Финансовая помощь прекратилась так же внезапно в тот же вечер.
Валентина сделала то, что должна была. Сразу заблокировала номер свекрови на телефоне и в мессенджерах. Раиса Петровна жутко разозлилась, разобиделась, а потом успокоилась и попыталась действовать через сына, но тот неожиданно проявил стойкость.
— Мама, — сказал он во время очередного визита, — либо ты перестаешь спонсировать Генкины увлечения из нашего семейного бюджета, либо мы общаемся только по праздникам.
Раиса Петровна возмутилась, поплакала, попыталась прочитать лекцию о неблагодарности детей, но сына было не сломить.
В итоге она снова обиделась по-настоящему и практически прекратила общение с семьей, зато с удвоенной энергией принялась продавать вещи из своей квартиры — сначала сервиз, доставшийся от бабушки, потом ковёр, потом мебель.
Соседи рассказывали Михаилу, что к Раисе Петровне регулярно приезжают скупщики антиквариата.
Через полгода до них дошли слухи: Геннадий женился на своей Леночке и переехал в её двухкомнатную квартиру, доставшуюся от бабушки. Роман он так и не закончил — увлёкся видеоблогингом и теперь снимал ролики о том, как "жить полной жизнью после пятидесяти".
А ещё через месяц Раиса Петровна пришла к ним домой без предупреждения.
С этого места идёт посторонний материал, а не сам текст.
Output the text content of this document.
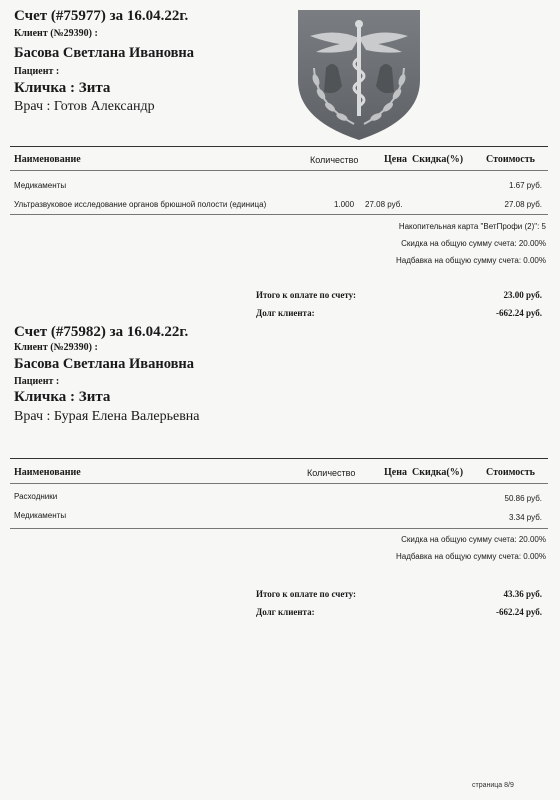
Счет (#75977) за 16.04.22г.
Клиент (№29390) :
Басова Светлана Ивановна
Пациент :
Кличка : Зита
Врач : Готов Александр
Наименование	Количество	Цена Скидка(%) Стоимость
Медикаменты	1.67 руб.
Ультразвуковое исследование органов брюшной полости (единица)	1.000 27.08 руб.	27.08 руб.
Накопительная карта "ВетПрофи (2)": 5
Скидка на общую сумму счета: 20.00%
Надбавка на общую сумму счета: 0.00%
Итого к оплате по счету:	23.00 руб.
Долг клиента:	-662.24 руб.
Счет (#75982) за 16.04.22г.
Клиент (№29390) :
Басова Светлана Ивановна
Пациент :
Кличка : Зита
Врач : Бурая Елена Валерьевна
Наименование	Количество	Цена Скидка(%) Стоимость
Расходники	50.86 руб.
Медикаменты	3.34 руб.
Скидка на общую сумму счета: 20.00%
Надбавка на общую сумму счета: 0.00%
Итого к оплате по счету:	43.36 руб.
Долг клиента:	-662.24 руб.
страница 8/9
Валентина открыла дверь и услышала:.
— Валечка, родненькая, — сказала она знакомым тоном умирающей Травиаты, — у меня такая радость! Гена женился! Молодая жена у него теперь, хозяйственная. Но им же нужна помощь — молодой семье всё необходимо: холодильник, стиральная машина... Я думаю, мы же не чужие люди, должны поддержать...
Валентина поняла: круг замкнулся.
— Нет. До свидания, - захлопнула она дверь перед носом свекрови. Не испытывая ни вины, ни сожаления. Только лёгкое удивление: как это она раньше не понимала, что надо было сразу говорить "нет"
Раиса Петровна ещё несколько раз пыталась пробить брешь в обороне — звонила сыну, приезжала, писала письма, в которых живописала бедственное положение молодой семьи.
Постепенно атаки прекратились. Раиса Петровна нашла новый источник финансирования — продала свою двухкомнатную квартиру и переехала в однокомнатную, а разницу отдала молодым "на хозяйство". По слухам, Геннадий купил профессиональную видеокамеру и теперь снимал Леночку в разных образах для своего блога о "женской красоте как источнике вдохновения".
Валентина иногда заходила на его канал — из любопытства. Ролики назывались "Философия красоты с Геннадием Кротовым" и собирали по двадцать просмотров, половина из которых приходилась, видимо, на саму Леночку и Раису Петровну.